Unlike Melissa’s creator, the makers of ILOVEYOU were eventually released by the Philippine authorities without compensation. In the meantime, the country has strengthened its laws.
Although the worm has not brought wealth to its creators (one of them, Onel de Guzmán, was recently found working in a mobile phone workshop in Manila), it has changed the landscape of cybercrime: for criminals, for those accused of fending off attackers and for those accused of training users on what should not be revealed.
The social engineering aspect of the attack is retained, while increasingly sophisticated phishing scammers are tempted to click on what they shouldn’t be and insert credentials in places they will regret.
Jens Monrad, head of intelligence at EMEA Threats to FireEye, told the registry: The year 2000 changed the ecosystem of writing malware and cybercrime by releasing malware that can be used to attack government websites and use infected computers in online adware systems.
However, a few years after the arrival of ILOVEYOU, ZeuS (2007) and Gozi, plans appeared to monetize epidemics and the theft of bank data, not just to make noise, as Monrad said.

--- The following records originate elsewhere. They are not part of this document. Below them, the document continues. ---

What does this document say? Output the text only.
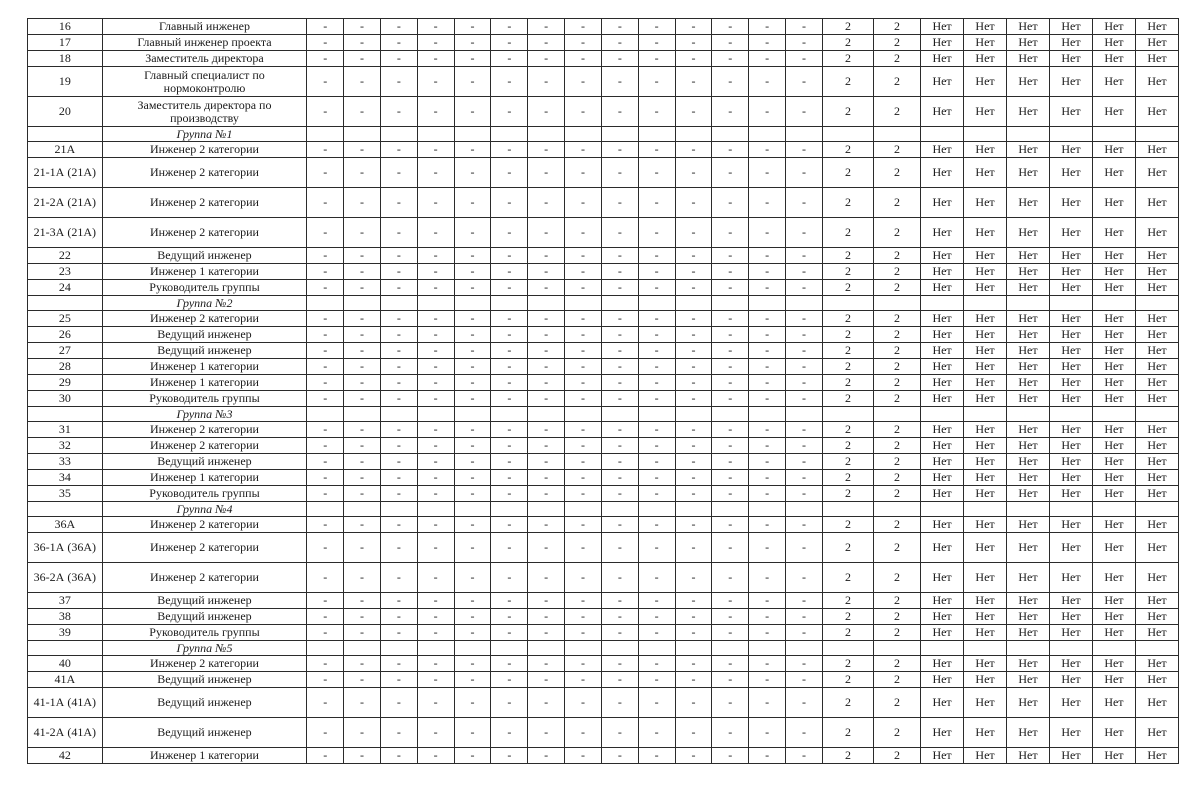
16	Главный инженер	-	-	-	-	-	-	-	-	-	-	-	-	-	-	2	2	Нет	Нет	Нет	Нет	Нет	Нет
17	Главный инженер проекта	-	-	-	-	-	-	-	-	-	-	-	-	-	-	2	2	Нет	Нет	Нет	Нет	Нет	Нет
18	Заместитель директора	-	-	-	-	-	-	-	-	-	-	-	-	-	-	2	2	Нет	Нет	Нет	Нет	Нет	Нет
19	Главный специалист по нормоконтролю	-	-	-	-	-	-	-	-	-	-	-	-	-	-	2	2	Нет	Нет	Нет	Нет	Нет	Нет
20	Заместитель директора по производству	-	-	-	-	-	-	-	-	-	-	-	-	-	-	2	2	Нет	Нет	Нет	Нет	Нет	Нет
	Группа №1																						
21А	Инженер 2 категории	-	-	-	-	-	-	-	-	-	-	-	-	-	-	2	2	Нет	Нет	Нет	Нет	Нет	Нет
21-1А (21А)	Инженер 2 категории	-	-	-	-	-	-	-	-	-	-	-	-	-	-	2	2	Нет	Нет	Нет	Нет	Нет	Нет
21-2А (21А)	Инженер 2 категории	-	-	-	-	-	-	-	-	-	-	-	-	-	-	2	2	Нет	Нет	Нет	Нет	Нет	Нет
21-3А (21А)	Инженер 2 категории	-	-	-	-	-	-	-	-	-	-	-	-	-	-	2	2	Нет	Нет	Нет	Нет	Нет	Нет
22	Ведущий инженер	-	-	-	-	-	-	-	-	-	-	-	-	-	-	2	2	Нет	Нет	Нет	Нет	Нет	Нет
23	Инженер 1 категории	-	-	-	-	-	-	-	-	-	-	-	-	-	-	2	2	Нет	Нет	Нет	Нет	Нет	Нет
24	Руководитель группы	-	-	-	-	-	-	-	-	-	-	-	-	-	-	2	2	Нет	Нет	Нет	Нет	Нет	Нет
	Группа №2																						
25	Инженер 2 категории	-	-	-	-	-	-	-	-	-	-	-	-	-	-	2	2	Нет	Нет	Нет	Нет	Нет	Нет
26	Ведущий инженер	-	-	-	-	-	-	-	-	-	-	-	-	-	-	2	2	Нет	Нет	Нет	Нет	Нет	Нет
27	Ведущий инженер	-	-	-	-	-	-	-	-	-	-	-	-	-	-	2	2	Нет	Нет	Нет	Нет	Нет	Нет
28	Инженер 1 категории	-	-	-	-	-	-	-	-	-	-	-	-	-	-	2	2	Нет	Нет	Нет	Нет	Нет	Нет
29	Инженер 1 категории	-	-	-	-	-	-	-	-	-	-	-	-	-	-	2	2	Нет	Нет	Нет	Нет	Нет	Нет
30	Руководитель группы	-	-	-	-	-	-	-	-	-	-	-	-	-	-	2	2	Нет	Нет	Нет	Нет	Нет	Нет
	Группа №3																						
31	Инженер 2 категории	-	-	-	-	-	-	-	-	-	-	-	-	-	-	2	2	Нет	Нет	Нет	Нет	Нет	Нет
32	Инженер 2 категории	-	-	-	-	-	-	-	-	-	-	-	-	-	-	2	2	Нет	Нет	Нет	Нет	Нет	Нет
33	Ведущий инженер	-	-	-	-	-	-	-	-	-	-	-	-	-	-	2	2	Нет	Нет	Нет	Нет	Нет	Нет
34	Инженер 1 категории	-	-	-	-	-	-	-	-	-	-	-	-	-	-	2	2	Нет	Нет	Нет	Нет	Нет	Нет
35	Руководитель группы	-	-	-	-	-	-	-	-	-	-	-	-	-	-	2	2	Нет	Нет	Нет	Нет	Нет	Нет
	Группа №4																						
36А	Инженер 2 категории	-	-	-	-	-	-	-	-	-	-	-	-	-	-	2	2	Нет	Нет	Нет	Нет	Нет	Нет
36-1А (36А)	Инженер 2 категории	-	-	-	-	-	-	-	-	-	-	-	-	-	-	2	2	Нет	Нет	Нет	Нет	Нет	Нет
36-2А (36А)	Инженер 2 категории	-	-	-	-	-	-	-	-	-	-	-	-	-	-	2	2	Нет	Нет	Нет	Нет	Нет	Нет
37	Ведущий инженер	-	-	-	-	-	-	-	-	-	-	-	-	-	-	2	2	Нет	Нет	Нет	Нет	Нет	Нет
38	Ведущий инженер	-	-	-	-	-	-	-	-	-	-	-	-	-	-	2	2	Нет	Нет	Нет	Нет	Нет	Нет
39	Руководитель группы	-	-	-	-	-	-	-	-	-	-	-	-	-	-	2	2	Нет	Нет	Нет	Нет	Нет	Нет
	Группа №5																						
40	Инженер 2 категории	-	-	-	-	-	-	-	-	-	-	-	-	-	-	2	2	Нет	Нет	Нет	Нет	Нет	Нет
41А	Ведущий инженер	-	-	-	-	-	-	-	-	-	-	-	-	-	-	2	2	Нет	Нет	Нет	Нет	Нет	Нет
41-1А (41А)	Ведущий инженер	-	-	-	-	-	-	-	-	-	-	-	-	-	-	2	2	Нет	Нет	Нет	Нет	Нет	Нет
41-2А (41А)	Ведущий инженер	-	-	-	-	-	-	-	-	-	-	-	-	-	-	2	2	Нет	Нет	Нет	Нет	Нет	Нет
42	Инженер 1 категории	-	-	-	-	-	-	-	-	-	-	-	-	-	-	2	2	Нет	Нет	Нет	Нет	Нет	Нет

Recently, criminals have used social engineering to exploit the public’s fear of VIDOC-19. SonicWall recently reported the discovery of a phishing email containing a file in Word format called COVID-19 stop.zip.

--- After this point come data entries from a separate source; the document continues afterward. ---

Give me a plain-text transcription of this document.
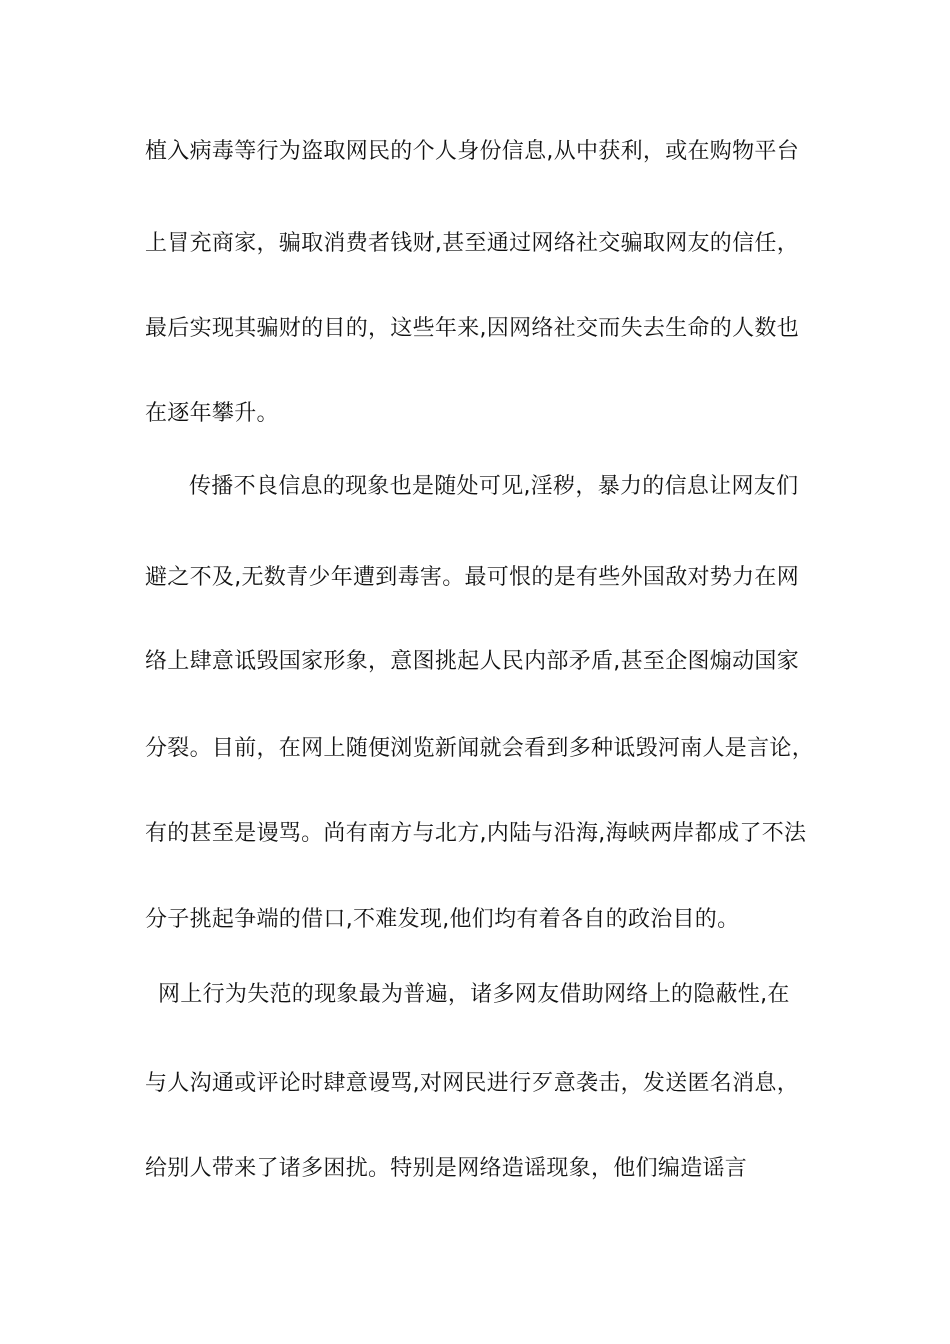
植入病毒等行为盗取网民的个人身份信息,从中获利，或在购物平台
上冒充商家，骗取消费者钱财,甚至通过网络社交骗取网友的信任，
最后实现其骗财的目的，这些年来,因网络社交而失去生命的人数也
在逐年攀升。
传播不良信息的现象也是随处可见,淫秽，暴力的信息让网友们
避之不及,无数青少年遭到毒害。最可恨的是有些外国敌对势力在网
络上肆意诋毁国家形象，意图挑起人民内部矛盾,甚至企图煽动国家
分裂。目前，在网上随便浏览新闻就会看到多种诋毁河南人是言论，
有的甚至是谩骂。尚有南方与北方,内陆与沿海,海峡两岸都成了不法
分子挑起争端的借口,不难发现,他们均有着各自的政治目的。
网上行为失范的现象最为普遍，诸多网友借助网络上的隐蔽性,在
与人沟通或评论时肆意谩骂,对网民进行歹意袭击，发送匿名消息，
给别人带来了诸多困扰。特别是网络造谣现象，他们编造谣言
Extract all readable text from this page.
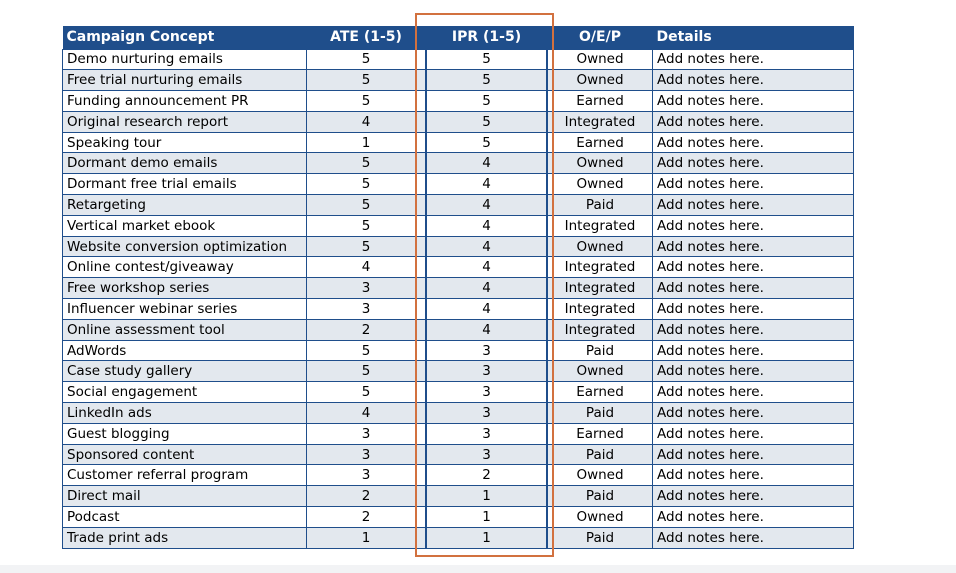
Campaign Concept	ATE (1-5)		IPR (1-5)		O/E/P	Details
Demo nurturing emails	5		5		Owned	Add notes here.
Free trial nurturing emails	5		5		Owned	Add notes here.
Funding announcement PR	5		5		Earned	Add notes here.
Original research report	4		5		Integrated	Add notes here.
Speaking tour	1		5		Earned	Add notes here.
Dormant demo emails	5		4		Owned	Add notes here.
Dormant free trial emails	5		4		Owned	Add notes here.
Retargeting	5		4		Paid	Add notes here.
Vertical market ebook	5		4		Integrated	Add notes here.
Website conversion optimization	5		4		Owned	Add notes here.
Online contest/giveaway	4		4		Integrated	Add notes here.
Free workshop series	3		4		Integrated	Add notes here.
Influencer webinar series	3		4		Integrated	Add notes here.
Online assessment tool	2		4		Integrated	Add notes here.
AdWords	5		3		Paid	Add notes here.
Case study gallery	5		3		Owned	Add notes here.
Social engagement	5		3		Earned	Add notes here.
LinkedIn ads	4		3		Paid	Add notes here.
Guest blogging	3		3		Earned	Add notes here.
Sponsored content	3		3		Paid	Add notes here.
Customer referral program	3		2		Owned	Add notes here.
Direct mail	2		1		Paid	Add notes here.
Podcast	2		1		Owned	Add notes here.
Trade print ads	1		1		Paid	Add notes here.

IHATU virus to combat COFU
This option, focused on Chrome, tries to capture the user’s bank details.
The SonicWall 2020 threat report shows a 52 percent increase over the previous year, according to EMEA Vice President Terry Greer-King : Cybercriminals do everything they can to exploit their trial period by enticing users to access dangerous files using sources they think are reliable.
According to Monrad, malware now plays an important role in the cybercrime ecosystem, and while ILOVEYOU is not designed to make money for its creators, the social engineering method that attempts to entice users into clicking on a link or opening an attachment is perhaps ILOVEYOU’s most important legacy. ®
Webcast : Build a new generation of your business in the public cloud.